September 17, 2008

Update: VMware's VirtualCenter coming to Linux, iPhone

At the VMworld show, the company announced plans to expand beyond Microsoft Windows Server into portable devices and open-source software

VMware CTO Stephen Herrod drew a cheer at the VMworld conference Wednesday by announcing plans to bring the next version of VMware's VirtualCenter management software to Linux and the iPhone.

In a speech opening day two of the VMworld show in Las Vegas, Herrod also described improvements to VMware's core virtual machine technology that should allow businesses to run larger, more demanding applications on virtualized servers.

[ Special report: IT's guide to the iPhone ]

VirtualCenter Management Server, the control node for VirtualCenter, today runs only on versions of Microsoft's Windows Server OS. VCenter, an updated and renamed version planned for next year, will also be available as a "virtual appliance" that runs on Linux, Herrod said.

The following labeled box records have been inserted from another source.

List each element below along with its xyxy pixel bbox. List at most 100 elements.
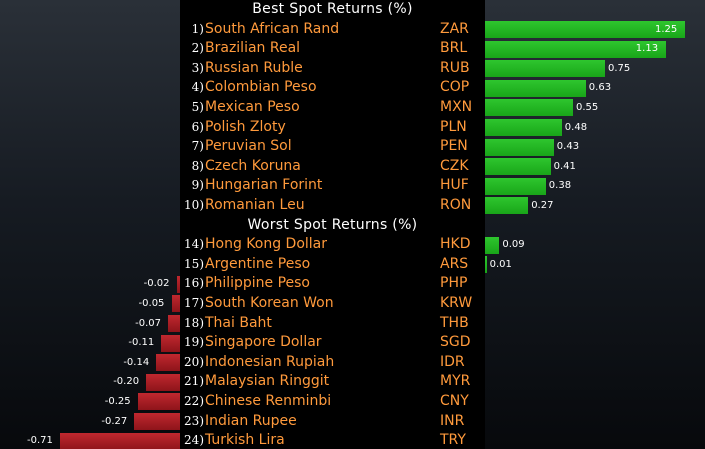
return-value-label: -0.71 bbox=[27, 435, 53, 447]
currency-row: 17) South Korean Won KRW bbox=[180, 294, 485, 314]
return-bar bbox=[485, 79, 586, 97]
currency-row: 1) South African Rand ZAR bbox=[180, 20, 485, 40]
currency-code: TRY bbox=[440, 432, 466, 449]
return-value-label: 0.63 bbox=[588, 82, 612, 94]
return-value-label: 1.25 bbox=[655, 23, 678, 35]
return-value-label: 0.01 bbox=[489, 258, 512, 270]
return-bar bbox=[137, 393, 180, 411]
currency-name: Mexican Peso bbox=[205, 99, 300, 115]
return-bar bbox=[485, 236, 500, 254]
return-bar bbox=[485, 60, 605, 78]
currency-row: 15) Argentine Peso ARS bbox=[180, 255, 485, 275]
row-rank: 10) bbox=[184, 198, 204, 212]
currency-code: ARS bbox=[440, 255, 469, 272]
return-bar bbox=[485, 177, 546, 195]
currency-row: 5) Mexican Peso MXN bbox=[180, 98, 485, 118]
currency-code: INR bbox=[440, 412, 465, 429]
return-value-label: 0.43 bbox=[556, 141, 580, 153]
currency-row: 21) Malaysian Ringgit MYR bbox=[180, 372, 485, 392]
currency-name: Romanian Leu bbox=[205, 197, 305, 213]
currency-code: SGD bbox=[440, 334, 471, 351]
return-value-label: 0.55 bbox=[576, 102, 599, 113]
return-bar bbox=[171, 295, 180, 313]
return-value-label: -0.27 bbox=[101, 415, 128, 427]
currency-code: IDR bbox=[440, 353, 465, 370]
currency-name: Malaysian Ringgit bbox=[205, 373, 330, 390]
return-bar bbox=[60, 432, 180, 449]
currency-code: MYR bbox=[440, 373, 471, 390]
currency-name: South African Rand bbox=[205, 20, 340, 37]
currency-name: Indian Rupee bbox=[205, 412, 297, 429]
currency-name: Brazilian Real bbox=[205, 40, 301, 57]
currency-row: 7) Peruvian Sol PEN bbox=[180, 137, 485, 157]
row-rank: 21) bbox=[184, 374, 204, 389]
currency-code: PHP bbox=[440, 275, 468, 292]
return-value-label: 1.13 bbox=[635, 43, 659, 55]
return-bar bbox=[485, 20, 685, 38]
currency-row: 14) Hong Kong Dollar HKD bbox=[180, 235, 485, 255]
currency-row: 10) Romanian Leu RON bbox=[180, 196, 485, 216]
currency-name: Philippine Peso bbox=[205, 275, 310, 292]
return-value-label: -0.14 bbox=[123, 356, 150, 368]
currency-code: COP bbox=[440, 79, 470, 96]
row-rank: 2) bbox=[191, 41, 204, 56]
currency-row: 18) Thai Baht THB bbox=[180, 314, 485, 334]
row-rank: 7) bbox=[191, 139, 204, 154]
return-bar bbox=[485, 138, 554, 156]
currency-code: PEN bbox=[440, 138, 468, 155]
row-rank: 19) bbox=[184, 335, 204, 350]
row-rank: 15) bbox=[184, 256, 204, 271]
currency-row: 9) Hungarian Forint HUF bbox=[180, 176, 485, 196]
currency-code: KRW bbox=[440, 295, 473, 311]
return-bar bbox=[485, 158, 551, 176]
row-rank: 24) bbox=[184, 433, 204, 448]
return-value-label: -0.05 bbox=[138, 298, 165, 309]
return-bar bbox=[146, 373, 180, 391]
currency-row: 24) Turkish Lira TRY bbox=[180, 431, 485, 449]
currency-name: Indonesian Rupiah bbox=[205, 353, 335, 370]
return-value-label: 0.75 bbox=[608, 62, 631, 74]
row-rank: 1) bbox=[191, 21, 204, 36]
currency-name: South Korean Won bbox=[205, 295, 334, 311]
row-rank: 22) bbox=[184, 394, 204, 408]
currency-name: Russian Ruble bbox=[205, 59, 303, 76]
return-bar bbox=[161, 334, 180, 352]
return-value-label: -0.20 bbox=[113, 376, 140, 388]
currency-name: Colombian Peso bbox=[205, 79, 317, 96]
row-rank: 5) bbox=[191, 100, 204, 114]
section-title: Best Spot Returns (%) bbox=[252, 1, 413, 17]
return-value-label: 0.41 bbox=[553, 160, 576, 172]
return-value-label: -0.07 bbox=[135, 317, 162, 329]
currency-name: Chinese Renminbi bbox=[205, 393, 332, 409]
return-value-label: 0.48 bbox=[564, 121, 588, 133]
return-value-label: -0.25 bbox=[104, 396, 131, 407]
currency-name: Hungarian Forint bbox=[205, 177, 323, 194]
currency-code: HUF bbox=[440, 177, 469, 194]
currency-row: 20) Indonesian Rupiah IDR bbox=[180, 353, 485, 373]
return-value-label: -0.11 bbox=[128, 337, 155, 349]
currency-code: ZAR bbox=[440, 20, 469, 37]
return-bar bbox=[134, 412, 180, 430]
currency-row: 8) Czech Koruna CZK bbox=[180, 157, 485, 177]
currency-name: Hong Kong Dollar bbox=[205, 236, 328, 253]
currency-code: HKD bbox=[440, 236, 471, 253]
currency-name: Polish Zloty bbox=[205, 118, 286, 135]
currency-name: Singapore Dollar bbox=[205, 334, 322, 351]
return-bar bbox=[485, 197, 529, 215]
currency-row: 22) Chinese Renminbi CNY bbox=[180, 392, 485, 412]
currency-row: 4) Colombian Peso COP bbox=[180, 78, 485, 98]
currency-code: RUB bbox=[440, 59, 470, 76]
return-value-label: 0.27 bbox=[531, 200, 554, 211]
currency-row: 23) Indian Rupee INR bbox=[180, 412, 485, 432]
currency-row: 19) Singapore Dollar SGD bbox=[180, 333, 485, 353]
return-bar bbox=[485, 99, 573, 117]
row-rank: 8) bbox=[191, 158, 204, 173]
currency-name: Peruvian Sol bbox=[205, 138, 292, 155]
return-bar bbox=[168, 314, 180, 332]
row-rank: 6) bbox=[191, 119, 204, 134]
currency-name: Czech Koruna bbox=[205, 157, 301, 174]
return-bar bbox=[485, 256, 487, 274]
currency-row: 2) Brazilian Real BRL bbox=[180, 39, 485, 59]
return-value-label: -0.02 bbox=[143, 278, 170, 290]
return-bar bbox=[176, 275, 180, 293]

The company is also working to bring the VirtualCenter client, which currently runs on Windows PCs, to Linux, the Mac OS, and also devices like Apple's iPhone. Herrod showed only a slide photo of the iPhone interface, but it was enough to get him some applause.

VMware has been emphasizing application performance and availability throughout the show. "The focus for VMware is to make sure we can run any application at all, no matter how much performance it demands," Herrod said.

To that end VMware will increase the compute capacity its virtual machines can address next year to eight virtual CPUs and 256GB of RAM, from four virtual CPUs and 64GB of RAM today. I/O throughput will increase to 40Gbps, from 9Gbps today.

IT staff will be able to put up to 64 server nodes in a virtual resource pool cluster -- the pool of computers available for use in a virtual environment.

Herrod walked through VMware's plan to deliver next year a "virtual data center OS," a set of technologies for aggregating all resources in a data center, including storage and networking, and for moving virtual machines between them more easily with their policies attached.

He demonstrated VMware Fault Tolerance, which was previewed at VMware last year and is also expected in 2009. It uses what VMware calls vLockstep technology to make a constantly updated copy of a virtual machine on a different physical server.

Herrod demonstrated the technology running a one-arm bandit application (the slot machine being endemic to Las Vegas). He showed how if the primary server goes down because someone kicks a cable or switches it off by accident, the workload switches to the remote server and the application keeps running without interruption with the same data available to it.